En entendant sa sentence, vendredi, Conrad Black a pu regretter bien des choses. L'une d'elles: avoir été jugé aux États-Unis plutôt qu'au Canada.

«Ce ne sera pas un camp de luxe pour cols blancs. Ils font face à des peines substantielles, sans doute plus d'une décennie», a commenté Jacob S. Frenkel, un avocat de la firme du Maryland Shulman Rogers. Ancien procureur fédéral, M. Frenkel a suivi le procès avec intérêt.

Si le magnat de la presse avait été jugé au Canada, tout se serait passé bien différemment, croit Errol Mendes, professeur à l'Université d'Ottawa et spécialiste de l'éthique en gouvernance corporative.

«Vous serez surpris de m'entendre, mais jusqu'à ce qu'on se dote d'un régime plus sévère au Canada, je ne crois même pas que M. Black aurait été poursuivi», a lancé le professeur.

«Pensez-y. Est-ce que quelqu'un l'a déjà été pour quelque chose de sérieux ici? Ils auraient sans doute été poursuivis au civil.»

Le magnat de la presse et trois de ses collègues administrateurs de Hollinger International faisaient face à 42 chefs d'accusation. Treize pesaient sur Black. Quatre ont été retenus par le jury composé de neuf femmes et trois hommes.

Le plus grave, celui d'entrave à la justice, peut entraîner une peine maximale de 20 ans. Les trois autres, de fraude, lui vaudraient au plus 15 ans.

«Le gouvernement a tiré 13 balles vers Lord Black. Neuf ont raté leur cible. Quatre l'ont frappé directement entre les deux yeux. Avec quatre coups semblables, vous pouvez parler de victoire», affirme John Coffee, professeur de droit à l'Université Columbia et directeur du Centre Columbia sur la gouvernance corporative.

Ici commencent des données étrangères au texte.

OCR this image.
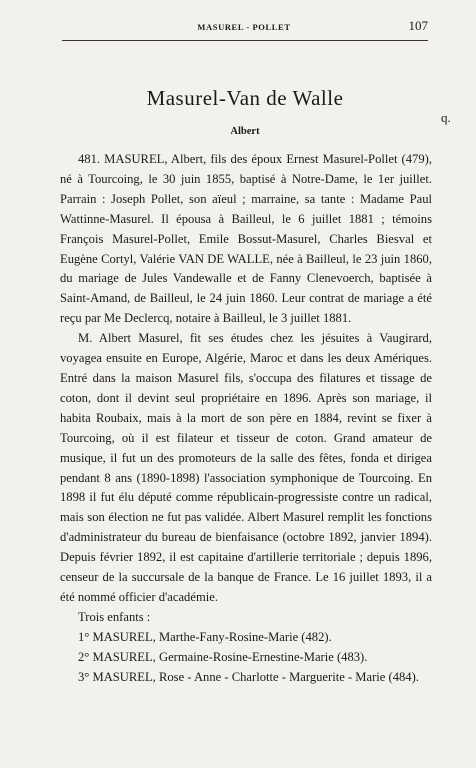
MASUREL - POLLET	107
Masurel-Van de Walle
Albert
q.

481. MASUREL, Albert, fils des époux Ernest Masurel-Pollet (479), né à Tourcoing, le 30 juin 1855, baptisé à Notre-Dame, le 1er juillet. Parrain : Joseph Pollet, son aïeul ; marraine, sa tante : Madame Paul Wattinne-Masurel. Il épousa à Bailleul, le 6 juillet 1881 ; témoins François Masurel-Pollet, Emile Bossut-Masurel, Charles Biesval et Eugène Cortyl, Valérie VAN DE WALLE, née à Bailleul, le 23 juin 1860, du mariage de Jules Vandewalle et de Fanny Clenevoerch, baptisée à Saint-Amand, de Bailleul, le 24 juin 1860. Leur contrat de mariage a été reçu par Me Declercq, notaire à Bailleul, le 3 juillet 1881.

M. Albert Masurel, fit ses études chez les jésuites à Vaugirard, voyagea ensuite en Europe, Algérie, Maroc et dans les deux Amériques. Entré dans la maison Masurel fils, s'occupa des filatures et tissage de coton, dont il devint seul propriétaire en 1896. Après son mariage, il habita Roubaix, mais à la mort de son père en 1884, revint se fixer à Tourcoing, où il est filateur et tisseur de coton. Grand amateur de musique, il fut un des promoteurs de la salle des fêtes, fonda et dirigea pendant 8 ans (1890-1898) l'association symphonique de Tourcoing. En 1898 il fut élu député comme républicain-progressiste contre un radical, mais son élection ne fut pas validée. Albert Masurel remplit les fonctions d'administrateur du bureau de bienfaisance (octobre 1892, janvier 1894). Depuis février 1892, il est capitaine d'artillerie territoriale ; depuis 1896, censeur de la succursale de la banque de France. Le 16 juillet 1893, il a été nommé officier d'académie.

Trois enfants :

1° MASUREL, Marthe-Fany-Rosine-Marie (482).

2° MASUREL, Germaine-Rosine-Ernestine-Marie (483).

3° MASUREL, Rose - Anne - Charlotte - Marguerite - Marie (484).
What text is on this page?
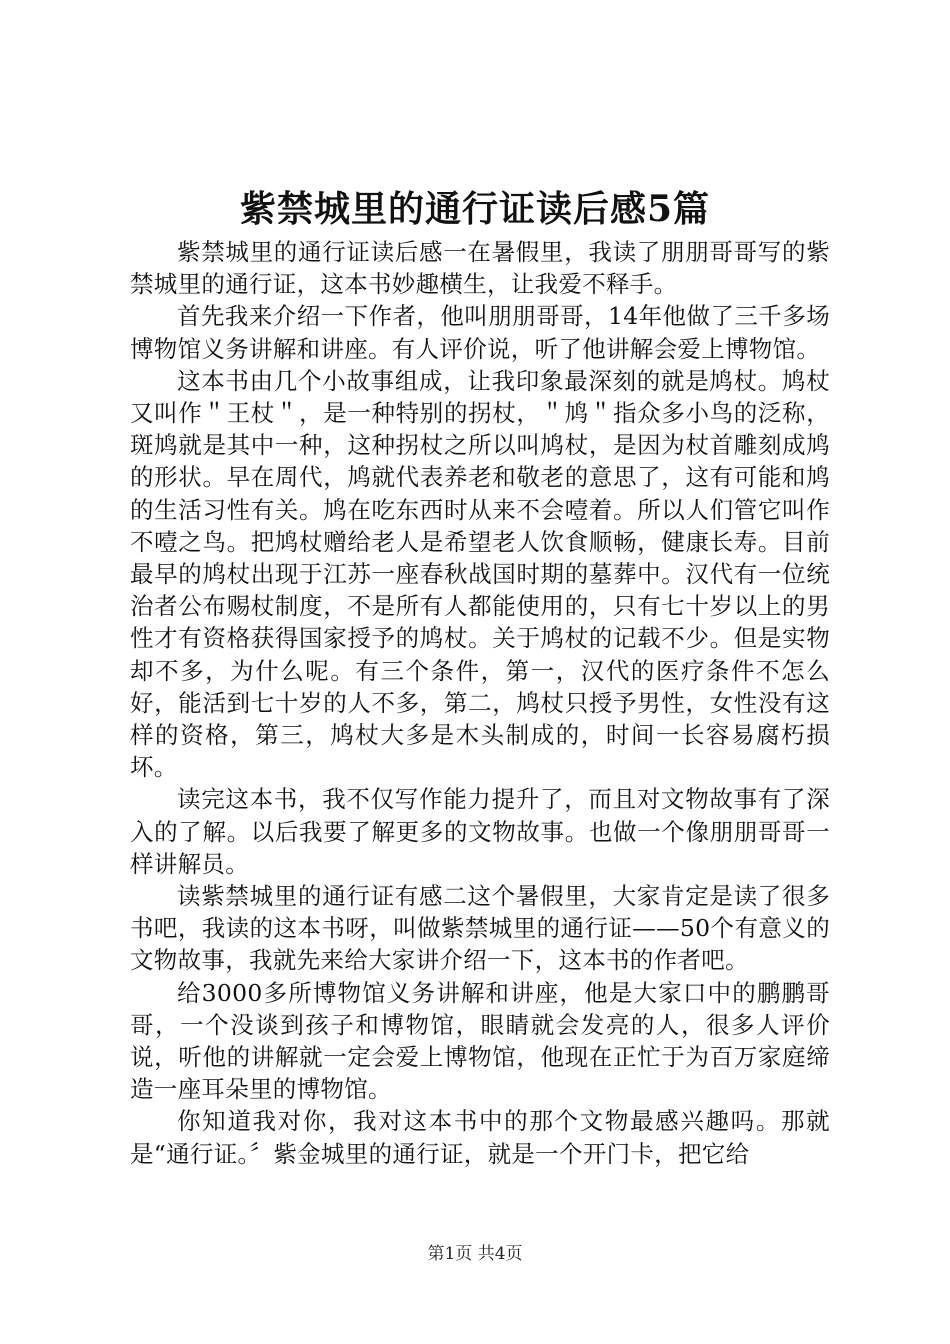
紫禁城里的通行证读后感5篇

紫禁城里的通行证读后感一在暑假里，我读了朋朋哥哥写的紫禁城里的通行证，这本书妙趣横生，让我爱不释手。

首先我来介绍一下作者，他叫朋朋哥哥，14年他做了三千多场博物馆义务讲解和讲座。有人评价说，听了他讲解会爱上博物馆。

这本书由几个小故事组成，让我印象最深刻的就是鸠杖。鸠杖又叫作＂王杖＂，是一种特别的拐杖，＂鸠＂指众多小鸟的泛称，斑鸠就是其中一种，这种拐杖之所以叫鸠杖，是因为杖首雕刻成鸠的形状。早在周代，鸠就代表养老和敬老的意思了，这有可能和鸠的生活习性有关。鸠在吃东西时从来不会噎着。所以人们管它叫作不噎之鸟。把鸠杖赠给老人是希望老人饮食顺畅，健康长寿。目前最早的鸠杖出现于江苏一座春秋战国时期的墓葬中。汉代有一位统治者公布赐杖制度，不是所有人都能使用的，只有七十岁以上的男性才有资格获得国家授予的鸠杖。关于鸠杖的记载不少。但是实物却不多，为什么呢。有三个条件，第一，汉代的医疗条件不怎么好，能活到七十岁的人不多，第二，鸠杖只授予男性，女性没有这样的资格，第三，鸠杖大多是木头制成的，时间一长容易腐朽损坏。

读完这本书，我不仅写作能力提升了，而且对文物故事有了深入的了解。以后我要了解更多的文物故事。也做一个像朋朋哥哥一样讲解员。

读紫禁城里的通行证有感二这个暑假里，大家肯定是读了很多书吧，我读的这本书呀，叫做紫禁城里的通行证——50个有意义的文物故事，我就先来给大家讲介绍一下，这本书的作者吧。

给3000多所博物馆义务讲解和讲座，他是大家口中的鹏鹏哥哥，一个没谈到孩子和博物馆，眼睛就会发亮的人，很多人评价说，听他的讲解就一定会爱上博物馆，他现在正忙于为百万家庭缔造一座耳朵里的博物馆。

你知道我对你，我对这本书中的那个文物最感兴趣吗。那就是“通行证。〞紫金城里的通行证，就是一个开门卡，把它给

第1页 共4页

L'avocat canadien de M. Black, Edward Greenspan, a indiqué qu'il en appellerait du verdict du jury, rendu vers 11h30 à Chicago, vendredi matin. Or, selon le professeur Coffee, les chances de succès d'une telle opération sont minces.

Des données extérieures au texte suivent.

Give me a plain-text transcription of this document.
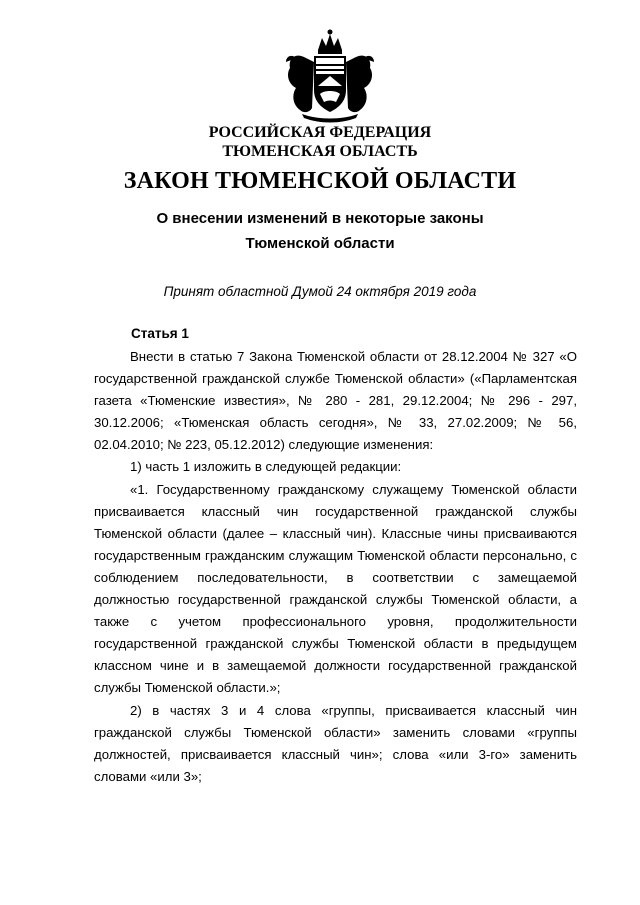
РОССИЙСКАЯ ФЕДЕРАЦИЯ
ТЮМЕНСКАЯ ОБЛАСТЬ
ЗАКОН ТЮМЕНСКОЙ ОБЛАСТИ
О внесении изменений в некоторые законы
Тюменской области
Принят областной Думой 24 октября 2019 года
Статья 1

Внести в статью 7 Закона Тюменской области от 28.12.2004 № 327 «О государственной гражданской службе Тюменской области» («Парламентская газета «Тюменские известия», № 280 - 281, 29.12.2004; № 296 - 297, 30.12.2006; «Тюменская область сегодня», № 33, 27.02.2009; № 56, 02.04.2010; № 223, 05.12.2012) следующие изменения:

1) часть 1 изложить в следующей редакции:

«1. Государственному гражданскому служащему Тюменской области присваивается классный чин государственной гражданской службы Тюменской области (далее – классный чин). Классные чины присваиваются государственным гражданским служащим Тюменской области персонально, с соблюдением последовательности, в соответствии с замещаемой должностью государственной гражданской службы Тюменской области, а также с учетом профессионального уровня, продолжительности государственной гражданской службы Тюменской области в предыдущем классном чине и в замещаемой должности государственной гражданской службы Тюменской области.»;

2) в частях 3 и 4 слова «группы, присваивается классный чин гражданской службы Тюменской области» заменить словами «группы должностей, присваивается классный чин»; слова «или 3-го» заменить словами «или 3»;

«C'était un procès compliqué, avec beaucoup de procédures et de décisions basées sur la preuve. Mais rarement vous obtiendrez un renversement sur ce genre de procédure», dit-il.

Le spécialiste des crimes de cols blancs a salué le travail des jurés, qui ont su discerner les vrais enjeux des questions de train de vie et de compte de banque, selon lui.

«Ces chefs d'accusation, ceux de dépenses excessives, les vols à Bora Bora, les soupers dispendieux Ceux-ci ont tous entraîné des verdicts d'acquittement, souligne M. Coffee. Le jury a plutôt rendu son verdict sur la pièce maîtresse de la théorie des procureurs: les détournements de fonds par l'entremise de paiements de non-concurrence.»

Le prononcé de la sentence aura lieu le 30 novembre prochain. Conrad Black sera de retour devant la cour jeudi pour l'enquête sur cautionnement.

«Il sera peut-être assez chanceux pour rester en liberté pour quatre mois. Mais il est très probable que le juge l'envoie purger sa peine avant les premières neiges de l'hiver», estime Jacob Frenkel.